The Group's operations shall always be in accordance with applicable environmental legislation. Hiddn's guidelines on Social and Corporate Responsibility provide that the Group shall always strive for improvements that may reduce its environmental impact. Hiddn does not own or operate manufacturing facilities. Hiddn seeks to limit its resource consumption, prevent unnecessary environmental pollution, including optimizing transportation of goods, and manage waste in an environment friendly and resource efficient manner.

Business ethics & anti-corruption

The Group's operations depend on the trust of contractual parties, authorities, shareholders, employees and the society in general. In order to gain trust, the Group is dependent upon professionalism, expertise and high ethical standards in all aspects of the Group's work.
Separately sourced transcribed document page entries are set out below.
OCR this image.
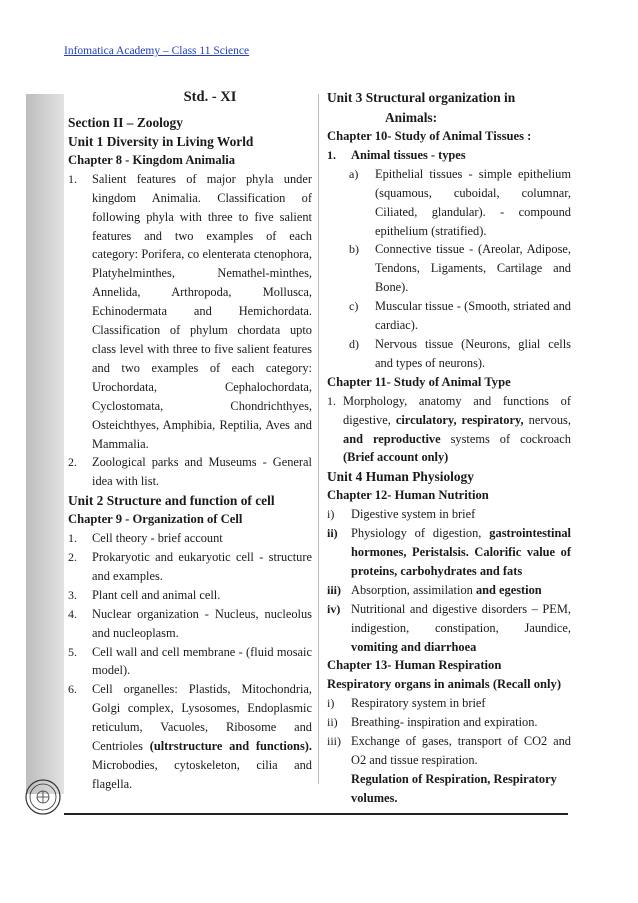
Infomatica Academy – Class 11 Science
Std. - XI
Section II – Zoology
Unit 1 Diversity in Living World
Chapter 8 - Kingdom Animalia
1.	Salient features of major phyla under kingdom Animalia. Classification of following phyla with three to five salient features and two examples of each category: Porifera, co elenterata ctenophora, Platyhelminthes, Nemathel-minthes, Annelida, Arthropoda, Mollusca, Echinodermata and Hemichordata. Classification of phylum chordata upto class level with three to five salient features and two examples of each category: Urochordata, Cephalochordata, Cyclostomata, Chondrichthyes, Osteichthyes, Amphibia, Reptilia, Aves and Mammalia.
2.	Zoological parks and Museums - General idea with list.
Unit 2 Structure and function of cell
Chapter 9 - Organization of Cell
1.	Cell theory - brief account
2.	Prokaryotic and eukaryotic cell - structure and examples.
3.	Plant cell and animal cell.
4.	Nuclear organization - Nucleus, nucleolus and nucleoplasm.
5.	Cell wall and cell membrane - (fluid mosaic model).
6.	Cell organelles: Plastids, Mitochondria, Golgi complex, Lysosomes, Endoplasmic reticulum, Vacuoles, Ribosome and Centrioles (ultrstructure and functions). Microbodies, cytoskeleton, cilia and flagella.
Unit 3 Structural organization in
Animals:
Chapter 10- Study of Animal Tissues :
1.	Animal tissues - types
a)	Epithelial tissues - simple epithelium (squamous, cuboidal, columnar, Ciliated, glandular). - compound epithelium (stratified).
b)	Connective tissue - (Areolar, Adipose, Tendons, Ligaments, Cartilage and Bone).
c)	Muscular tissue - (Smooth, striated and cardiac).
d)	Nervous tissue (Neurons, glial cells and types of neurons).
Chapter 11- Study of Animal Type
1. Morphology, anatomy and functions of digestive, circulatory, respiratory, nervous, and reproductive systems of cockroach (Brief account only)
Unit 4 Human Physiology
Chapter 12- Human Nutrition
i)	Digestive system in brief
ii)	Physiology of digestion, gastrointestinal hormones, Peristalsis. Calorific value of proteins, carbohydrates and fats
iii) Absorption, assimilation and egestion
iv) Nutritional and digestive disorders – PEM, indigestion, constipation, Jaundice, vomiting and diarrhoea
Chapter 13- Human Respiration
Respiratory organs in animals (Recall only)
i)	Respiratory system in brief
ii)	Breathing- inspiration and expiration.
iii) Exchange of gases, transport of CO2 and O2 and tissue respiration.
Regulation of Respiration, Respiratory volumes.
This applies to the way the Group operates and the conduct of everyone associated with the Group. All employees are expected to behave with care, integrity and professionalism and abstain from actions that may weaken confidence in the Group. The Group's Ethical and Corporate Social Responsibility Guidelines contain guidelines on ethical behaviour in business relations and are applicable to all employees in the Group. These guidelines clearly state that Hiddn has a zero-tolerance policy for any form of corruption or bribery and encourages reporting of suspected misconduct. The Group's guidelines explicitly govern conflict of interests, gifts and money laundering. No employee may receive benefits for themselves or for others from the Group's business contacts if such benefits are based on the employment relationship. Correspondingly, no one shall give such benefits to the Group's business contacts. Business courtesies of modest value, conforming to normal social customs and not intended for influence, are not considered bribes. All gifts with an estimated value of more than NOK 1,000 must be reported to the Group's CFO, who will assess whether the relevant gift can be received on a case-by-case basis. Hiddn has to-date not been accused of, or involved in, any cases pertaining to any form of corruption or bribery. Hiddn encourages each employee to report on possible censurable incidents. Hiddn's employees have an obligation to report on criminal activity and on incidents that could endanger life or health. Raising awareness of Hiddn's existing guidelines has been the Group's main action with regards to business ethics and anti-corruption, and the Group will continue such work going forward. Neither the Board of Directors nor management are aware of any breach of the Group's ethical code of conduct.